In your OrCAD schematic the negative input terminal of the voltage-controlled voltage source E1 should not be connected to ground; it should be connected to the right hand side of resistor R2—i.e., to the circuit node that connects components C2, R2, R3, and C4. (Note that in the original figure, voltage v is the voltage drop across resistor R2; it is not the voltage from R2's left side to ground, which is how you've wired E1's inputs.)
I'm not sure why you've added capacitor C4; that part isn't shown in your original figure, and its presence alters the behavior of the original circuit—i.e., the original circuit and your OrCAD circuit are not equivalent due to the presence of capacitor C4.

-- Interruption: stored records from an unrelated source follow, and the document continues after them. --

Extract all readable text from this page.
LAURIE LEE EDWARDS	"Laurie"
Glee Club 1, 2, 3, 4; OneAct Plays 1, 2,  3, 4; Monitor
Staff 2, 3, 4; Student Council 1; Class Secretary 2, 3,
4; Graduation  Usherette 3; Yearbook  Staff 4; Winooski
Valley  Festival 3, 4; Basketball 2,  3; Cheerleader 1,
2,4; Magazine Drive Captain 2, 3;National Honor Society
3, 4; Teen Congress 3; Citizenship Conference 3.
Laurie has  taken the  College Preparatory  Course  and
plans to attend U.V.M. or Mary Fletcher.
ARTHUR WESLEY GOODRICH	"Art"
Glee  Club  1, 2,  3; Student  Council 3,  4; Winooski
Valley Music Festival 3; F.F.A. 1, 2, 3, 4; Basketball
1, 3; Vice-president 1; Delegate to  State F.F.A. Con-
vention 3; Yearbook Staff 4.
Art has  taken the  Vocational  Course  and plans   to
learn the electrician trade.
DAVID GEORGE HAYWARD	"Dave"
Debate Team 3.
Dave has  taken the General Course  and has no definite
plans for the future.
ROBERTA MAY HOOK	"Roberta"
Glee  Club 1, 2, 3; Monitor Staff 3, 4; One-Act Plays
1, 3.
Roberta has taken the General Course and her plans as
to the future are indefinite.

If you want to run an AC analysis of the circuit (e.g., an "AC Sweep/Noise" frequency analysis), your voltage source Vin should be an AC voltage source that's compatible with AC Sweep simulations, and not a DC voltage source (VDC) which is what you are currently using. In older versions of PSpice the AC voltage source parts that should be used with AC Sweep analysis are called VAC or VSRC; in present-day versions of OrCAD PSpice you can also use a part called VSIN. For what it's worth, when performing an AC Sweep analysis, I usually set the AC voltage source's amplitude to 1 Volt for mathematical convenience (e.g., voltage gain = 20 log (Vout/Vin), and with Vin=1V this simplifies to voltage gain = 20 log (Vout)).
Also I changed the GAIN of E to 100000, does that work?
Yes. You could also specify the gain value as 100k or 100K with no spaces between the '100' and the 'k'.
One side comment. The SPICE language is case insensitive, so the units prefixes 'm' and 'M' are equivalent and both mean 'milli'—e.g., 0.001 = 1m = 1M = 1E-3. If you need to specify 'mega' (e.g., megaohm), type 'meg' or 'MEG'—e.g., 1000000 = 1meg = 1MEG = 1E6.